-
Type: New Feature
-
Resolution: Unresolved
-
Priority: Major - P3
-
None
-
Affects Version/s: None
-
Component/s: None
-
Query Execution
-
Execution Team 2024-11-11, Execution Team 2024-11-25
For interesting variations of queries which read or modify user data e.g.,
- find {,AndModify}
- aggregate
- insert
- remove
Investigate what fields need to be pruned and regenerated from a recorded query to allow it to be replayed by a client. For example:
{ "aggregate": "sharded", "pipeline": [ { "$match": { "a": { "$gte": 0.0 } } } ], "cursor": {}, "lsid": { "id": { "$uuid": "5e8a24d38c7b4656959b93350a82b5d0" } }, "$clusterTime": { "clusterTime": { "$timestamp": { "t": 1730306867, "i": 1 } }, "signature": { "hash": { "$binary": "AAAAAAAAAAAAAAAAAAAAAAAAAAA=", "$type": "00" }, "keyId": 0 } }, "$db": "test" }
Only a subset of the fields here would be correct to use in a replayed query.
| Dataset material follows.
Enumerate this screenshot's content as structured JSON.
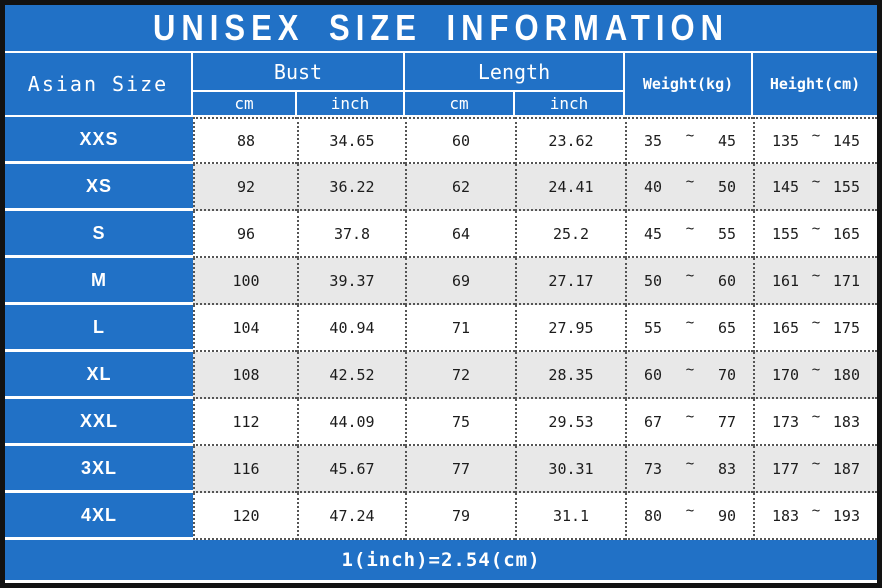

Workload record is not yet implemented, so initial exploration will require "manually" collecting example queries - e.g., by inserting logging of RequestExecutionContext::_request at some point during the life of a query.
Then investigate how easily the C++ driver can be used to replay such queries, with a a simple POC to inform later work. Assume queries will be provided as BSONObj.
It may be the case that the driver can be provided the query object (with unsuitable fields removed) directly, or the easiest path is a if/else if chain re-building the query using the normal C++ driver methods (bearing in mind that queries may have provided .limit(...), .hint(...) and so on).
Note: there will be "inter-query relationships" e.g., getMore for a particular cursor following a find - directly replaying the getMore is likely to fail as the cursor info will differ during replay - this does not need to be considered yet, later work will investigate/address replaying a series of queries "properly".